At this Archibald's sense of what was fitting asserted itself. "Come, come," he said, "I regret profoundly that I did not frankly avow those two sermons to be Mark's. I do not expect you to forgive me in a minute, but you are generous, sensible, and my wife. We must take up our lives where we left them less than a week ago."
"That is impossible," said Betty.
She felt a great pity for him. The blow must fall with hideous violence, shattering the man's just pride in what he had accomplished. His extraordinary success seemed of a sudden to be transformed into an immense bubble about to be pricked by a word.

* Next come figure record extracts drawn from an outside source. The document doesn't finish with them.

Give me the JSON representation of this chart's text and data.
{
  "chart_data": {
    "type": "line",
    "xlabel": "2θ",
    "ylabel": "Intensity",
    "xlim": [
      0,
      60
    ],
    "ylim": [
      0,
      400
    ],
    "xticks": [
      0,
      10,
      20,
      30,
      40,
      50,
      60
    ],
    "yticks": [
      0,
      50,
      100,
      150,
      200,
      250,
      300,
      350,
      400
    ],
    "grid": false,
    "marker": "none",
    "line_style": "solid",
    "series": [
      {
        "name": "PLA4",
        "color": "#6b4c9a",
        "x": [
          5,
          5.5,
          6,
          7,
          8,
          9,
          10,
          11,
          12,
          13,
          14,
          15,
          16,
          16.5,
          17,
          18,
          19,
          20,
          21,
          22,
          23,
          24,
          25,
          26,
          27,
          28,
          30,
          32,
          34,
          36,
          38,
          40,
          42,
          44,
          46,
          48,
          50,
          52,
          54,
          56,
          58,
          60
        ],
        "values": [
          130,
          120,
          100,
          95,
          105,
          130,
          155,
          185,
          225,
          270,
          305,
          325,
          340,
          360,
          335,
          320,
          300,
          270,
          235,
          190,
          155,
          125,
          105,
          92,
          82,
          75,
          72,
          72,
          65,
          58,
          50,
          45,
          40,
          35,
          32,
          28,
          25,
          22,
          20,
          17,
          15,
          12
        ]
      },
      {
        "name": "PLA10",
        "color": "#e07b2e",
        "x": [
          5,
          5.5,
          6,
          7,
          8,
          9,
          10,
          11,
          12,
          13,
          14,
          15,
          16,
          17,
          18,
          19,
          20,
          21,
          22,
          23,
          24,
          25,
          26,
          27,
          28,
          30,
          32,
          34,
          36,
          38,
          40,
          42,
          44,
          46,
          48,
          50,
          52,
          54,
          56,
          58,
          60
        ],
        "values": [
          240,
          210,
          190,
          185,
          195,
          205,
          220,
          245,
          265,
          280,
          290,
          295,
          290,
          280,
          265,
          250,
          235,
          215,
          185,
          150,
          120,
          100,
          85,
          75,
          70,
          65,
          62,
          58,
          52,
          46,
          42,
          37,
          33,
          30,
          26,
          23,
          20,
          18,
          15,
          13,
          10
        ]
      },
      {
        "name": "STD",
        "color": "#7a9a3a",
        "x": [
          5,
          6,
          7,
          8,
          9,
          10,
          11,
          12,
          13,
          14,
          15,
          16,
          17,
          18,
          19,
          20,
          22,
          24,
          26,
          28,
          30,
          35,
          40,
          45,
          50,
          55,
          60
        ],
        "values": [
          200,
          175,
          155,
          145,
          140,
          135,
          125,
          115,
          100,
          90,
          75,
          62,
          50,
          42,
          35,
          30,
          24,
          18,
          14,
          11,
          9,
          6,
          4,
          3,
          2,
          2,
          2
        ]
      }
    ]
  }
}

And when the word was spoken, when he knew everything, Betty saw what Mark had seen upon the night that the baby was born—the collapse of a personality. The big man who was to fill Lord Vauxhall's Basilica dwindled into a boy with the puzzled, wondering eyes of youth confronted for the first time with what it cannot understand. Betty felt old enough to be his mother, when he stammered out: "You—you have done this thing?"
"I might have done it," she answered gently.
He broke down.
"I have lost my brother and my wife," he groaned. "my brother and my wife."

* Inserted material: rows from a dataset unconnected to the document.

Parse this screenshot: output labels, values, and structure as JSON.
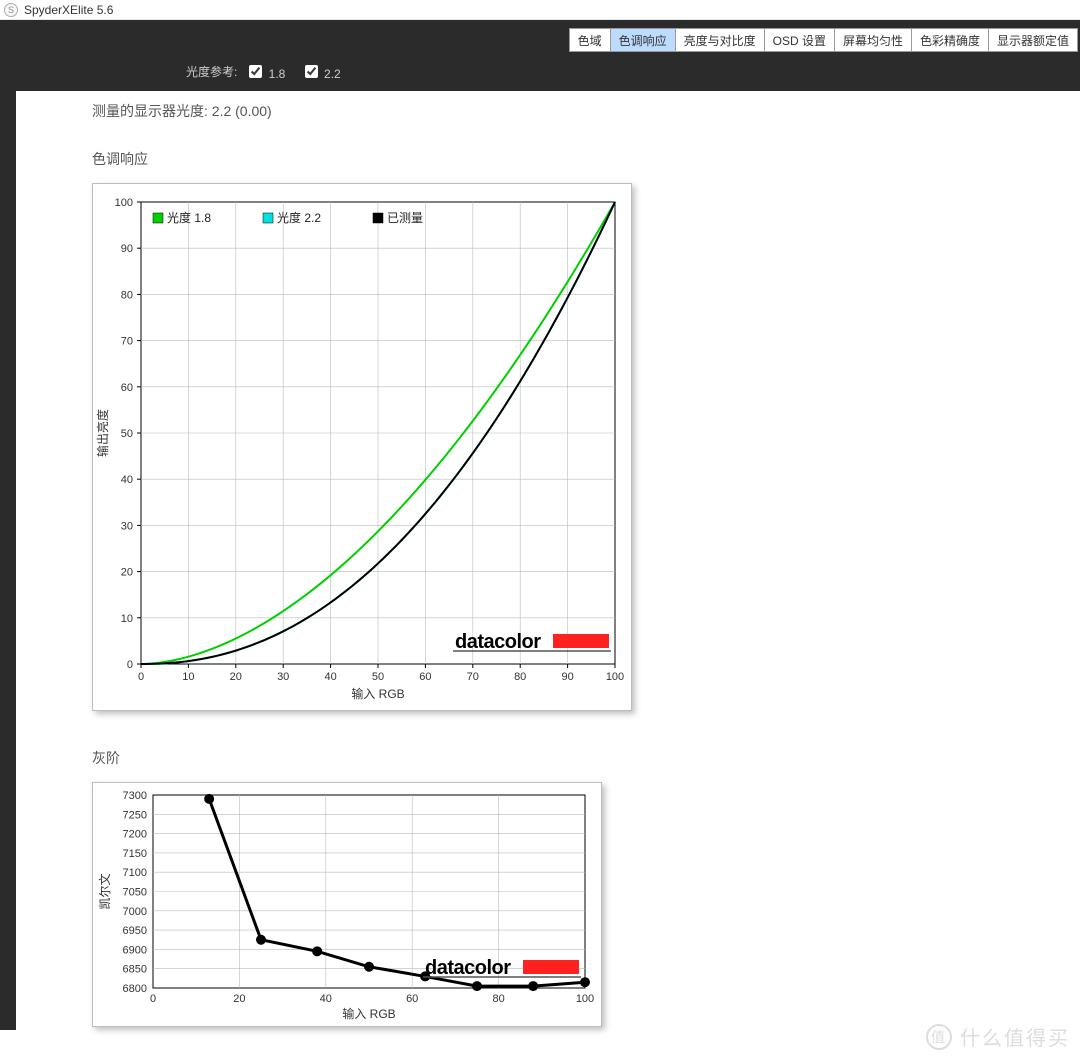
{
  "app": {
    "icon_letter": "S",
    "title": "SpyderXElite 5.6"
  },
  "tabs": [
    {
      "label": "色域",
      "active": false
    },
    {
      "label": "色调响应",
      "active": true
    },
    {
      "label": "亮度与对比度",
      "active": false
    },
    {
      "label": "OSD 设置",
      "active": false
    },
    {
      "label": "屏幕均匀性",
      "active": false
    },
    {
      "label": "色彩精确度",
      "active": false
    },
    {
      "label": "显示器额定值",
      "active": false
    }
  ],
  "options": {
    "label": "光度参考:",
    "items": [
      {
        "value": "1.8",
        "checked": true
      },
      {
        "value": "2.2",
        "checked": true
      }
    ]
  },
  "measured_line": "测量的显示器光度:  2.2 (0.00)",
  "chart1": {
    "title": "色调响应",
    "type": "line",
    "xlabel": "输入 RGB",
    "ylabel": "输出亮度",
    "xlim": [
      0,
      100
    ],
    "ylim": [
      0,
      100
    ],
    "xtick_step": 10,
    "ytick_step": 10,
    "background_color": "#ffffff",
    "grid_color": "#bbbbbb",
    "axis_color": "#000000",
    "tick_label_fontsize": 11,
    "axis_label_fontsize": 12,
    "line_width": 2,
    "legend": {
      "position": "top-left",
      "items": [
        {
          "swatch": "#00d000",
          "label": "光度 1.8"
        },
        {
          "swatch": "#00e0e0",
          "label": "光度 2.2"
        },
        {
          "swatch": "#000000",
          "label": "已测量"
        }
      ]
    },
    "series": [
      {
        "name": "gamma_1_8",
        "color": "#00d000",
        "gamma": 1.8
      },
      {
        "name": "gamma_2_2",
        "color": "#00e0e0",
        "gamma": 2.2
      },
      {
        "name": "measured",
        "color": "#000000",
        "gamma": 2.2
      }
    ],
    "brand": {
      "text": "datacolor",
      "bar_color": "#ff2020",
      "underline_color": "#555555"
    }
  },
  "chart2": {
    "title": "灰阶",
    "type": "line-marker",
    "xlabel": "输入 RGB",
    "ylabel": "凯尔文",
    "xlim": [
      0,
      100
    ],
    "ylim": [
      6800,
      7300
    ],
    "xtick_step": 20,
    "ytick_step": 50,
    "background_color": "#ffffff",
    "grid_color": "#bbbbbb",
    "axis_color": "#000000",
    "tick_label_fontsize": 11,
    "axis_label_fontsize": 12,
    "line_width": 3,
    "marker_size": 5,
    "series_color": "#000000",
    "points": [
      {
        "x": 13,
        "y": 7290
      },
      {
        "x": 25,
        "y": 6925
      },
      {
        "x": 38,
        "y": 6895
      },
      {
        "x": 50,
        "y": 6855
      },
      {
        "x": 63,
        "y": 6830
      },
      {
        "x": 75,
        "y": 6805
      },
      {
        "x": 88,
        "y": 6805
      },
      {
        "x": 100,
        "y": 6815
      }
    ],
    "brand": {
      "text": "datacolor",
      "bar_color": "#ff2020",
      "underline_color": "#555555"
    }
  },
  "watermark": {
    "icon": "值",
    "text": "什么值得买"
  }
}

Instantly Betty realised what Mark had always known—the weakness of the colossus. And this knowledge that she was the stronger took the chill from her heart, restoring magically her moral circulation. Looking at him, she wondered how she could have blinded herself to his true proportions. She had deemed him a Titan!

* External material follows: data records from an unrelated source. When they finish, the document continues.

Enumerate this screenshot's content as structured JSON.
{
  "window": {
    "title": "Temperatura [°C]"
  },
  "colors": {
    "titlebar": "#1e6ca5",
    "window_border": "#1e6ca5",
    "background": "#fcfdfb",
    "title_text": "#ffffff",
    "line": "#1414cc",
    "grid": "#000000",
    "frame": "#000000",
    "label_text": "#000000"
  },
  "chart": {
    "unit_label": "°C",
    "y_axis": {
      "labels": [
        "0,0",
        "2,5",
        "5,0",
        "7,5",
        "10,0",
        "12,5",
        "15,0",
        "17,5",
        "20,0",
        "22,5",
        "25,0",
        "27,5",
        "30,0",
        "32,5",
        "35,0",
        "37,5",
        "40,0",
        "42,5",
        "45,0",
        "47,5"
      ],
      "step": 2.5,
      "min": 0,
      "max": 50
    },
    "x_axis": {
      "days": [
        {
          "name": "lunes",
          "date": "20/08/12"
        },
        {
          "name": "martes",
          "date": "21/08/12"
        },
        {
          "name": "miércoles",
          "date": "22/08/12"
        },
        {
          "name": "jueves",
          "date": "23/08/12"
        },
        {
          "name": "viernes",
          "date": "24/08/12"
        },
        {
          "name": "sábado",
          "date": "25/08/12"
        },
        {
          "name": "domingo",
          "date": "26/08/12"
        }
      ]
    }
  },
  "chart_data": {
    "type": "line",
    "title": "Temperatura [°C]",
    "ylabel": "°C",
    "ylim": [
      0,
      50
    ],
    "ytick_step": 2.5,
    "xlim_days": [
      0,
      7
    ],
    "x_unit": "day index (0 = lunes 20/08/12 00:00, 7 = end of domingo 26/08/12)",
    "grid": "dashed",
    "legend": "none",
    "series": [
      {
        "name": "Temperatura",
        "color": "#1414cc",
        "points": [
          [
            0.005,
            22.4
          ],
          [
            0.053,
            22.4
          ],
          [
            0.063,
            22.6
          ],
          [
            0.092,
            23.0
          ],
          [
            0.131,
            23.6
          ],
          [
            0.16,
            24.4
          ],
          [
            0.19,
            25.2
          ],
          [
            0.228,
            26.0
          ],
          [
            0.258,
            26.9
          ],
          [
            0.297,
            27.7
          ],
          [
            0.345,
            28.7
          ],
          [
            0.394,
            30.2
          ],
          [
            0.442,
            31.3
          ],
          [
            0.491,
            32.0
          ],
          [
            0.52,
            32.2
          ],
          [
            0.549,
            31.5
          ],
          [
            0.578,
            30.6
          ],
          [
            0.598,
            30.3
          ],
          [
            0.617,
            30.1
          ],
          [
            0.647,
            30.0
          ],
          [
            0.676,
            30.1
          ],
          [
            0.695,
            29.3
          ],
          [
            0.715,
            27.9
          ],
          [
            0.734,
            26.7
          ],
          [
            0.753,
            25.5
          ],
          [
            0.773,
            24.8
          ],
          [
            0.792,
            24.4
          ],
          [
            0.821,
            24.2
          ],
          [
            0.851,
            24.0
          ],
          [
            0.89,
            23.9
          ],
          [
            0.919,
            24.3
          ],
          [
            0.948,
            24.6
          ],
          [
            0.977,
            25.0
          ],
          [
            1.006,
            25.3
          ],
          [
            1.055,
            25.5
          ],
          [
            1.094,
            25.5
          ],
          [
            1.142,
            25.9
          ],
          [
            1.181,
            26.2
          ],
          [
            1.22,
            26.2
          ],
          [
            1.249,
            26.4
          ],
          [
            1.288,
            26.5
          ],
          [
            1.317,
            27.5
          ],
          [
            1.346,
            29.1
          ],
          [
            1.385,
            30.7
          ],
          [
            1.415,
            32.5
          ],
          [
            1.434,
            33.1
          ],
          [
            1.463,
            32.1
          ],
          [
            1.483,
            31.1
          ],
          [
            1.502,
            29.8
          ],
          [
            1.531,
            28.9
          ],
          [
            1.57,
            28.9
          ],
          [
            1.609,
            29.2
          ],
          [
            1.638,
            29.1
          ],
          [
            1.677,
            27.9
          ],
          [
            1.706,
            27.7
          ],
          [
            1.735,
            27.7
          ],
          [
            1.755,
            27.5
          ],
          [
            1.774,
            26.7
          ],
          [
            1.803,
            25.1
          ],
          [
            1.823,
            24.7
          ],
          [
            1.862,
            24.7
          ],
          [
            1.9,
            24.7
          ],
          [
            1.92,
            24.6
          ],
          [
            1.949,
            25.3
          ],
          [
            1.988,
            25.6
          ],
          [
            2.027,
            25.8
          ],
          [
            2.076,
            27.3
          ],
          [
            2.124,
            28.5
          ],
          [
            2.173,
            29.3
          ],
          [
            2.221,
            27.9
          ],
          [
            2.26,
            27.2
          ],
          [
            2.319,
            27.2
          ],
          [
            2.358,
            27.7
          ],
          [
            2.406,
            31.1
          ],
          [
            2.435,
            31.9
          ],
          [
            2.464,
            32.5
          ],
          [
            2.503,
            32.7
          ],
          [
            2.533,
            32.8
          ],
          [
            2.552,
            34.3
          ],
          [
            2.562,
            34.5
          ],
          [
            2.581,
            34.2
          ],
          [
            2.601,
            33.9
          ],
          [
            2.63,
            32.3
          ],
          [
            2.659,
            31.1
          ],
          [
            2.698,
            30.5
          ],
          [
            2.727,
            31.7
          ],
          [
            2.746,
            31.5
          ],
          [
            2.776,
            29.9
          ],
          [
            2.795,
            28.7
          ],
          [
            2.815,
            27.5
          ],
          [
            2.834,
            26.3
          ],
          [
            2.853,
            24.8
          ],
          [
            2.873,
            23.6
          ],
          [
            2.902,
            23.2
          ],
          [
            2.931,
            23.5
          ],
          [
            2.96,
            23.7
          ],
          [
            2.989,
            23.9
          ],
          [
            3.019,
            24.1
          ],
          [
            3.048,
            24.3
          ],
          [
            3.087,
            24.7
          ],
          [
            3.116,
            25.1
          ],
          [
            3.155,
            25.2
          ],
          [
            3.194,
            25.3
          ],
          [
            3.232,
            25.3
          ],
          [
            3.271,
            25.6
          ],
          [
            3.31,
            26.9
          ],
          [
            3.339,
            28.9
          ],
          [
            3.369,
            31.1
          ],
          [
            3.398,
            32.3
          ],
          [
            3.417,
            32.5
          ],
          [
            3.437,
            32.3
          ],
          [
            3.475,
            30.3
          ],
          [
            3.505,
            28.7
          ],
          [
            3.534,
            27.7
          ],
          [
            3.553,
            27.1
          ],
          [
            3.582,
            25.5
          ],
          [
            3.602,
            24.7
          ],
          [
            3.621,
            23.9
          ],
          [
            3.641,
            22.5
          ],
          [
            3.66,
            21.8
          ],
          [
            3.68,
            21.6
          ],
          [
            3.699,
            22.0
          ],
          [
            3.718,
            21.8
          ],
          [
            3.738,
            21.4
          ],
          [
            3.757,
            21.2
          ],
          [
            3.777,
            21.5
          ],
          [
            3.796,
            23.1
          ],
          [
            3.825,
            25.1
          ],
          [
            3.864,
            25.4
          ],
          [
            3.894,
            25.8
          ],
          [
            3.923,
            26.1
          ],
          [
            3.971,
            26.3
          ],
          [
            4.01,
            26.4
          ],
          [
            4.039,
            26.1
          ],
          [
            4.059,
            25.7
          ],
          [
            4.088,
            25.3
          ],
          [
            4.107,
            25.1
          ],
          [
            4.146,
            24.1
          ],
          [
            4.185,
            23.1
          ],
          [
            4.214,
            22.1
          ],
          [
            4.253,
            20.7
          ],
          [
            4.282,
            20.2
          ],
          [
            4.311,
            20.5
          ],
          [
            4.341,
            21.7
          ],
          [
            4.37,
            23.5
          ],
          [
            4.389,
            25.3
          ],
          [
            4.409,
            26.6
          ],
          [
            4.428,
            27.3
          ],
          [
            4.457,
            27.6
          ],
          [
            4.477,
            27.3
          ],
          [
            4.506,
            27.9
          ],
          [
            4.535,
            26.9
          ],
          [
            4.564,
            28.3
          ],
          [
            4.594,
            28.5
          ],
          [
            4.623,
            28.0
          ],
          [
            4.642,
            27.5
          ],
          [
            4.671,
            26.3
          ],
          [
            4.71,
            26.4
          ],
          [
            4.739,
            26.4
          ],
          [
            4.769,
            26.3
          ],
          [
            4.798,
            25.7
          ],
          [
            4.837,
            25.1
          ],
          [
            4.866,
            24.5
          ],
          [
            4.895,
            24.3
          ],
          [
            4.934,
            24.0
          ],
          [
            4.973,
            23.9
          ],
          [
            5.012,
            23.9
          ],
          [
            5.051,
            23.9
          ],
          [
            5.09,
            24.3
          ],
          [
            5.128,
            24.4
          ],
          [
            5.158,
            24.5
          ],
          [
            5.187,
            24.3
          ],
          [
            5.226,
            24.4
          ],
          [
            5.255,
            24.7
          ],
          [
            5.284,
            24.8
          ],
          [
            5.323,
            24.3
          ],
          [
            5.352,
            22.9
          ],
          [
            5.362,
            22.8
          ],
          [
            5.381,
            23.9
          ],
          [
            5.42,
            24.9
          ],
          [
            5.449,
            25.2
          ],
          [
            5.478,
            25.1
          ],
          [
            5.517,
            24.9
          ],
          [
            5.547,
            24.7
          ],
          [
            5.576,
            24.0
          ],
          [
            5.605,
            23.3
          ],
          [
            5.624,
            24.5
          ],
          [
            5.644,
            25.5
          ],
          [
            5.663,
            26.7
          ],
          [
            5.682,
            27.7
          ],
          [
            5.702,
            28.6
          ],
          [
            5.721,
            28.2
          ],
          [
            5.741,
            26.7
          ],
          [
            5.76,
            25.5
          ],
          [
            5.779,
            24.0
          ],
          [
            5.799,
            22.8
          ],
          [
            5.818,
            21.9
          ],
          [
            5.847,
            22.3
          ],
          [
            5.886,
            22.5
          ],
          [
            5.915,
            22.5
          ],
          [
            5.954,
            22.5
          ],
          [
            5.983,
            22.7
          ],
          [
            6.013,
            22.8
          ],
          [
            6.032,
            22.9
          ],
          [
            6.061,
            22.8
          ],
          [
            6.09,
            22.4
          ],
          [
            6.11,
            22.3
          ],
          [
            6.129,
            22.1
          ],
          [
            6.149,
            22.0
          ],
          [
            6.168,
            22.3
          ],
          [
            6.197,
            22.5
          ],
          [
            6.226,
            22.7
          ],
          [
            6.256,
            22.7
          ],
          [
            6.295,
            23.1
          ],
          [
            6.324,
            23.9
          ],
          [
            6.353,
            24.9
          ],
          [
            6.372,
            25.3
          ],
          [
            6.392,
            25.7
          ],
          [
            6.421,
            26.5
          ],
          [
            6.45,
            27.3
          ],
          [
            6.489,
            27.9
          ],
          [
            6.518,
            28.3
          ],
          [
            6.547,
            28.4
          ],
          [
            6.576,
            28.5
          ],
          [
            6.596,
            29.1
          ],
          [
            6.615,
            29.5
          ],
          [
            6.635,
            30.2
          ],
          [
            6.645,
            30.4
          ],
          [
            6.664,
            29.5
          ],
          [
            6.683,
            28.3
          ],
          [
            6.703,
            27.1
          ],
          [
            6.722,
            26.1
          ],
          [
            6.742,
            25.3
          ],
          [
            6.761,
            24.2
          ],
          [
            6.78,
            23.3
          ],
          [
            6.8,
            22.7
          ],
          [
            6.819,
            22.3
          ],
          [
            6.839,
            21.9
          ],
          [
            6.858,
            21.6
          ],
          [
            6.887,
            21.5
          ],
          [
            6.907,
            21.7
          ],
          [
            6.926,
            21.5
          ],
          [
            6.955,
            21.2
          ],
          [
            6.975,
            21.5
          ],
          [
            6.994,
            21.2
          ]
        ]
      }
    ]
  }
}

"What are you going to do?" he asked presently.
"That is for you to say. If you choose to put me from you——"
He interrupted her.
"You would go to him."
"No."
He rose up and began to pace the room, glancing furtively at his wife, who never moved. Suddenly, seizing her arm, and speaking in a loud, trembling voice, he exclaimed: "Mark is dead—you understand that? Say it; say it!"
"Mark is dead," she repeated sombrely.